MORGANTOWN, W.Va. - In the time that's passed since his team dropped its season opener by more points than he'd ever lost a game, West Virginia Coach Bob Huggins has come to an understanding about his basketball team that he's applied to others in his career.
"It's hard sometimes to make 20-year-old guys understand you don't have to score 20 points per game to be a good player and get all wrapped up in scoring," he said. "The reality is you don't have to try and score a ton of points. You can score points a variety of ways. You can score points off defense. You can score points off rebounding the ball. You can score points off movement. And then you can make shots."
Far too often last season and then the first game of this year, Huggins has seen his players try to make shots to score points the traditional way, which is to say not in the ways Huggins approves. Without those ways, other parts of the game slip and that invites all sorts of trouble, which is amplified by WVU's sustained struggles making jump shots.
"Do the little things to make the team better, which is what we're missing," Huggins said. "We've got too many guys who think they're the guy who's got to make the shot. I don't think we've got anybody who doesn't think that, quite honestly. We've got to get the other guys to do some of those things."

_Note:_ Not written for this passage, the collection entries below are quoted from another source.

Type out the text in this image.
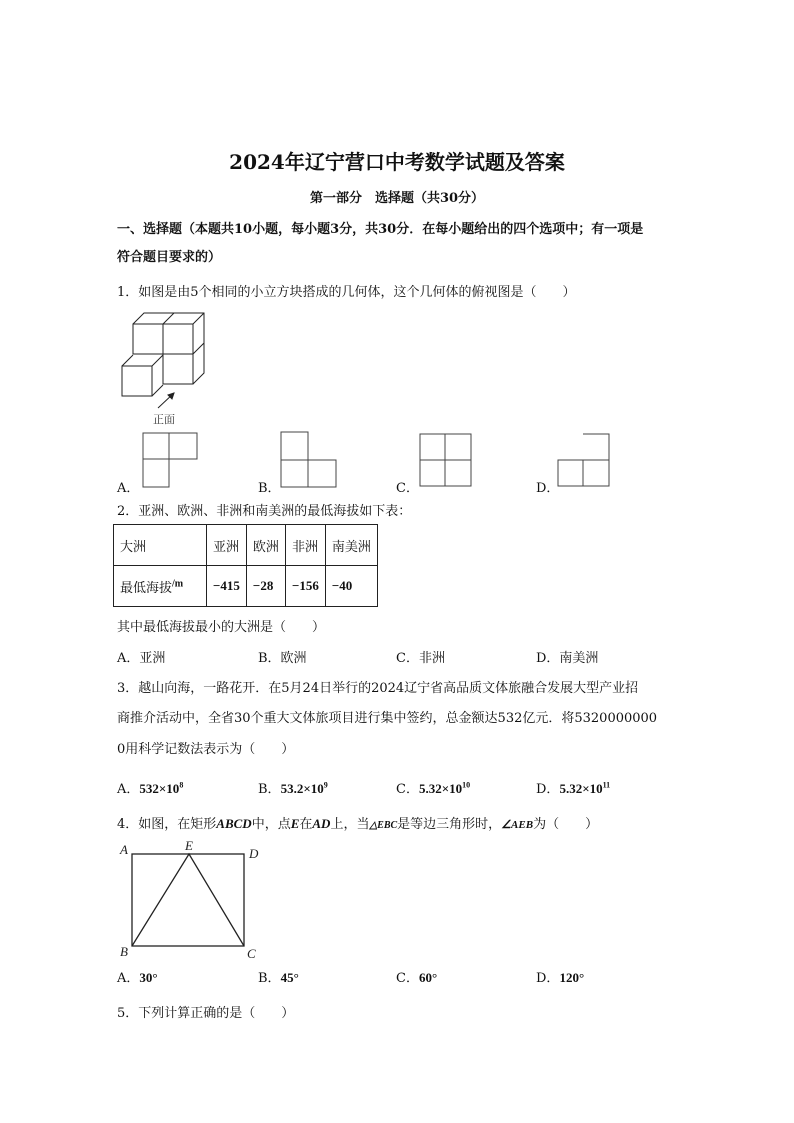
2024年辽宁营口中考数学试题及答案
第一部分　选择题（共30分）
一、选择题（本题共10小题，每小题3分，共30分．在每小题给出的四个选项中；有一项是
符合题目要求的）
1．如图是由5个相同的小立方块搭成的几何体，这个几何体的俯视图是（　　）
正面
A．	B．	C．	D．
2．亚洲、欧洲、非洲和南美洲的最低海拔如下表：
大洲	亚洲	欧洲	非洲	南美洲
最低海拔$^{/m}$	−415	−28	−156	−40
其中最低海拔最小的大洲是（　　）
A．亚洲	B．欧洲	C．非洲	D．南美洲
3．越山向海，一路花开．在5月24日举行的2024辽宁省高品质文体旅融合发展大型产业招
商推介活动中，全省30个重大文体旅项目进行集中签约，总金额达532亿元．将5320000000
0用科学记数法表示为（　　）
A．$532\times 10^8$	B．$53.2\times 10^9$	C．$5.32\times 10^{10}$	D．$5.32\times 10^{11}$
4．如图，在矩形ABCD中，点E在AD上，当△EBC是等边三角形时，∠AEB为（　　）
A	E
D
B	C
A．30°	B．45°	C．60°	D．120°
5．下列计算正确的是（　　）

Matt Humphrey would like to be that guy for the Mountaineers, who begin play today in the Old Spice Classic, in Lake Buena Vista, Fla. WVU plays Marist at noon on ESPN2.
Not to age Humphrey, because his experience transcends a number, but allow him to explain his qualifications.
"I played two years at one school, went to another school and stayed there two years and now I'm here," the senior shooting guard said. "I'm kind of washed up."
Humphrey is the 6-foot-6 transfer who played last season at Boston College and sat out the season before. Prior to that, he left his high school in Chicago and played two years at Oregon.
"I don't want to toot my own horn or anything like that," he said, "but regardless of how my situations worked out, I feel like I'm a pretty good basketball player. Last I checked, coaches like good basketball players."
Humphrey averaged 15 points per game and helped his high school go 30-4 and win a state championship as a senior. He then played for his country for the silver medal under-18 team in the 2008 FIBA Americas U18 world championship.
Humphrey went to the Pac-10 and was a starter for the first game of the 2008-09 season and ended up playing in all 31 games. Even though it was his first season, he was named the team's most improved player, averaging 4.4 points and 1.5 rebounds and shooting 35.4 percent from 3-point range.